When Britain’s Equality and Human Rights Commission announced it was investigating Labour’s treatment of its Jewish members, many of Jeremy Corbyn’s opponents claimed this as proof of his supposed antisemitism. But the inquiry is itself a political weapon — and as the Commission publishes its much-hyped, long-delayed report today, the attacks against the Left are only intensifying.
by Daniel Finn
Part 5 - A Dodgy Dossier
Fortunately, we have the opportunity to scrutinize the JLM’s submission to the EHRC, which was leaked on the eve of the 2019 general election (the CAA submission has yet to reach public view). Close examination of the JLM’s dossier reveals it to be stuffed with falsehoods, trivialities, misrepresentations, and non sequiturs.
The section on Jeremy Corbyn, for example, claims that “a video emerged showing Mr Corbyn in Tunisia in 2014 laying a wreath next to the graves of Black September terrorists, who murdered Israeli Olympic athletes in 1972.” In fact, the men who carried out the Munich attack that year are buried in another country, Libya. Corbyn was accused of laying a wreath for the PLO commander Abu Iyad — which would certainly be much less objectionable than the presence of British politicians like Tony Blair and David Cameron at the funeral of Ariel Sharon — but had not in fact done so.

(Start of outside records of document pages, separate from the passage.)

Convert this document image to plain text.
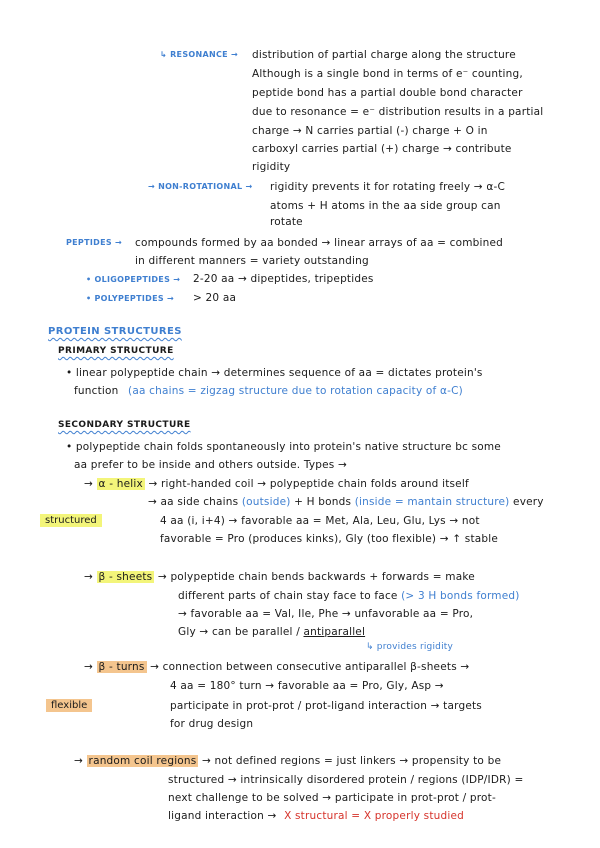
↳ RESONANCE → distribution of partial charge along the structure
Although is a single bond in terms of e⁻ counting,
peptide bond has a partial double bond character
due to resonance = e⁻ distribution results in a partial
charge → N carries partial (-) charge + O in
carboxyl carries partial (+) charge → contribute
rigidity
→ NON-ROTATIONAL → rigidity prevents it for rotating freely → α-C
atoms + H atoms in the aa side group can
rotate
PEPTIDES → compounds formed by aa bonded → linear arrays of aa = combined
in different manners = variety outstanding
• OLIGOPEPTIDES → 2-20 aa → dipeptides, tripeptides
• POLYPEPTIDES → > 20 aa
PROTEIN STRUCTURES
PRIMARY STRUCTURE
• linear polypeptide chain → determines sequence of aa = dictates protein's
function (aa chains = zigzag structure due to rotation capacity of α-C)
SECONDARY STRUCTURE
• polypeptide chain folds spontaneously into protein's native structure bc some
aa prefer to be inside and others outside. Types →
→ α - helix → right-handed coil → polypeptide chain folds around itself
→ aa side chains (outside) + H bonds (inside = mantain structure) every
structured	4 aa (i, i+4) → favorable aa = Met, Ala, Leu, Glu, Lys → not
favorable = Pro (produces kinks), Gly (too flexible) → ↑ stable
→ β - sheets → polypeptide chain bends backwards + forwards = make
different parts of chain stay face to face (> 3 H bonds formed)
→ favorable aa = Val, Ile, Phe → unfavorable aa = Pro,
Gly → can be parallel / antiparallel
↳ provides rigidity
→ β - turns → connection between consecutive antiparallel β-sheets →
4 aa = 180° turn → favorable aa = Pro, Gly, Asp →
flexible	participate in prot-prot / prot-ligand interaction → targets
for drug design
→ random coil regions → not defined regions = just linkers → propensity to be
structured → intrinsically disordered protein / regions (IDP/IDR) =
next challenge to be solved → participate in prot-prot / prot-
ligand interaction → X structural = X properly studied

The section on Corbyn’s purported record also accuses him of saying that “Zionists . . . don’t understand English irony” and insists that “Zionists” must have been a code word for “Jews.” In reality, Corbyn said nothing about “Zionists” as a general category of people: he was specifically addressing a small coterie of yobs, who were indeed militant, right-wing Zionists, and who were heckling the Palestinian ambassador at a meeting in London.
Corbyn’s put-down, which relied entirely on the premise that the hecklers were English, unlike the ambassador, was characteristically much gentler than their boorish conduct merited. One is left wondering why, if Corbyn’s own record is as damning as his critics maintain, they invariably find it necessary to massage the facts into an altogether unrecognizable shape.
The JLM submission claims that the Labour MP Ian Austin was subjected to antisemitic “victimization” when he faced a disciplinary hearing for screaming abuse at the party chairman, Ian Lavery. The JLM describes this as a “heated discussion about antisemitism,” although eyewitnesses did not report hearing Austin say anything about antisemitism while he was referring to Lavery as a “bastard” and a “wanker.”
Austin, who once boasted that senior Labour figures had compared his views on immigration to those of the BNP, subsequently resigned the Labour whip, campaigned for Boris Johnson in the 2019 election, and has since received a peerage for his services.